I don’t deny that we live in relative comfort, but it would be extremely difficult to be so out of tune with current events to believe that there are no people who still act on the diversity among people with ill intent. I view diversity as nothing more than a statement of fact. It is just variety among fellow human beings. We have philosophical differences (religion, origin of life, etc.). We have cultural differences (language, clothing, food, etc.).
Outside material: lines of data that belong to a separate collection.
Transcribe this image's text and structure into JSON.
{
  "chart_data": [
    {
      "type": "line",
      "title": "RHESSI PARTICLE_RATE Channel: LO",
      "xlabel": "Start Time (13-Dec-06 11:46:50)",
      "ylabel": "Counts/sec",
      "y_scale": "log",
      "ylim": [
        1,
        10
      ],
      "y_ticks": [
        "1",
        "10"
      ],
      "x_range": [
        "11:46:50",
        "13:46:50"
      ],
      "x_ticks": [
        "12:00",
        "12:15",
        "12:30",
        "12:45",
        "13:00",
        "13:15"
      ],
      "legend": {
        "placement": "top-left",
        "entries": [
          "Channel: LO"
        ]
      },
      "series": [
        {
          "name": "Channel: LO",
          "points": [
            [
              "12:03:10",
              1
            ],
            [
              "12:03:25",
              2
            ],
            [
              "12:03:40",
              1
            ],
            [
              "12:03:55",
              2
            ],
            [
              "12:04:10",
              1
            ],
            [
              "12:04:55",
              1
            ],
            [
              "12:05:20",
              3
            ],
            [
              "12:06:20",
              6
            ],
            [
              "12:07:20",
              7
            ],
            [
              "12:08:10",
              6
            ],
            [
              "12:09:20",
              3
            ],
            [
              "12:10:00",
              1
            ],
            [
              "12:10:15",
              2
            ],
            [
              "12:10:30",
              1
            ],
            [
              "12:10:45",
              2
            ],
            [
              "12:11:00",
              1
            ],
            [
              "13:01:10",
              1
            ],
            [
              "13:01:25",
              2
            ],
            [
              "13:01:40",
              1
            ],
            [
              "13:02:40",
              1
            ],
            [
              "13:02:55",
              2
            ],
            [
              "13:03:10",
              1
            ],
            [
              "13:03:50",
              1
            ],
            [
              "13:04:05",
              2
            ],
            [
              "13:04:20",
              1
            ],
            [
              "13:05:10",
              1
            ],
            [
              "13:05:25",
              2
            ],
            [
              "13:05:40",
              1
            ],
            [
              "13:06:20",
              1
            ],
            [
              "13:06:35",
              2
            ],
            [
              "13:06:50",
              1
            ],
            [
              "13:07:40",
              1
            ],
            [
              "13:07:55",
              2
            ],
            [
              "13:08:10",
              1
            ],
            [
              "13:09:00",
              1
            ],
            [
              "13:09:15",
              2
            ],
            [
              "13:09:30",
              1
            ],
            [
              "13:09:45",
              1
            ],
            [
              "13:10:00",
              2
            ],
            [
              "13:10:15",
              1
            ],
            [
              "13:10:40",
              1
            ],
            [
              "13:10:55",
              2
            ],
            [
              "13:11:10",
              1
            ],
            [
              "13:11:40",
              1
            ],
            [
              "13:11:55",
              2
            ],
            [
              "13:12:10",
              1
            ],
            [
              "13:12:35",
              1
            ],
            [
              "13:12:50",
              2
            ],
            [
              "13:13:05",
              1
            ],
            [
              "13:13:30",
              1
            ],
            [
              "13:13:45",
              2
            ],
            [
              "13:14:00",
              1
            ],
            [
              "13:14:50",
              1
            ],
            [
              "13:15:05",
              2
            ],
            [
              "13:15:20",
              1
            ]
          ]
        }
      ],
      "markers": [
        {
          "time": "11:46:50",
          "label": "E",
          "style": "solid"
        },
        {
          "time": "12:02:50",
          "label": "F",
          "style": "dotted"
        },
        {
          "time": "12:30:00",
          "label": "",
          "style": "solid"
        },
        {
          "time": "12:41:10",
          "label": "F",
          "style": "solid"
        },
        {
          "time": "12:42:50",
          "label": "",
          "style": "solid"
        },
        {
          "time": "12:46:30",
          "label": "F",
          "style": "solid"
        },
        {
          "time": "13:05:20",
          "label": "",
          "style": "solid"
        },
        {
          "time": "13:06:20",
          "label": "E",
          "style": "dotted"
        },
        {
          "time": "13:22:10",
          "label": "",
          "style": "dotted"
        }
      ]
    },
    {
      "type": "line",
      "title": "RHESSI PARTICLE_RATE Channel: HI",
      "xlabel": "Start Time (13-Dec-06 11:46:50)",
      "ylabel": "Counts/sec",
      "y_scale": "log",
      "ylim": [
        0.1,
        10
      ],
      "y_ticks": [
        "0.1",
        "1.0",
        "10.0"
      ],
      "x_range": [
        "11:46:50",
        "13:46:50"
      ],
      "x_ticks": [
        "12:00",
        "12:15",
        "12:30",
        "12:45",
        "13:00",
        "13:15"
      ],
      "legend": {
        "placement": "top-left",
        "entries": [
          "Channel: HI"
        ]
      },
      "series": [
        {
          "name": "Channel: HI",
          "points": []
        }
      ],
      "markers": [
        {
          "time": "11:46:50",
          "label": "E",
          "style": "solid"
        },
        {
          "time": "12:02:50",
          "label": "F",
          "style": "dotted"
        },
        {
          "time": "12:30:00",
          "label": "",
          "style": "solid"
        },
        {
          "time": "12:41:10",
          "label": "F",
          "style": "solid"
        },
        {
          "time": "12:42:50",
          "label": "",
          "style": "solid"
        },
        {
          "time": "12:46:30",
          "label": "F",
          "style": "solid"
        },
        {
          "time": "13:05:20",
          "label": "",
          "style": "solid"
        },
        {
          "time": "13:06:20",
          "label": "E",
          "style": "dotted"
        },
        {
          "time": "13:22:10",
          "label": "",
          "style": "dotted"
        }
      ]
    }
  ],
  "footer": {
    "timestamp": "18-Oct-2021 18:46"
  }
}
We have differences in physique and abilities (gender, age, physical strengths, mental strengths, etc.). We have visual differences (skin color, eye color, hair color, etc.) and differences in gender preference along with so much more. Ultimately what I think is important is how we respond to the variety we see. I feel it is so much more important to act on good intentions and find what we can do for our fellow human beings than to take a self-destructive path in finding what we can do to people who have done nothing but show us that they are part of the variety among us all.
I know that the vast majority of people in our community show they embrace diversity as embracing humanity. They volunteer and initiate random acts of kindness by finding things they can do for people. Unless the vast majority stands strong against the few who go out of their way to find something to do to people that don’t match their range of acceptable variation, we will continue to see the disregard for even the short history I have lived through, and we will continue to watch innocent people suffer again through unjust deportation orders, unjust incarcerations, unjust seizure of property and unjust loss of life.
Thank you for the opportunity to communicate my views on diversity to members of our community.
Hiroshi Eto, a homeowner in Federal Way since 1988, returned in 2012 after retiring as a civilian member of the Army Corps of Engineers. He serves on the Federal Way Public Schools Board as Director, District 5 and serves the City of Federal Way as a Commissioner on the Diversity Commission. The views he presents are solely his own.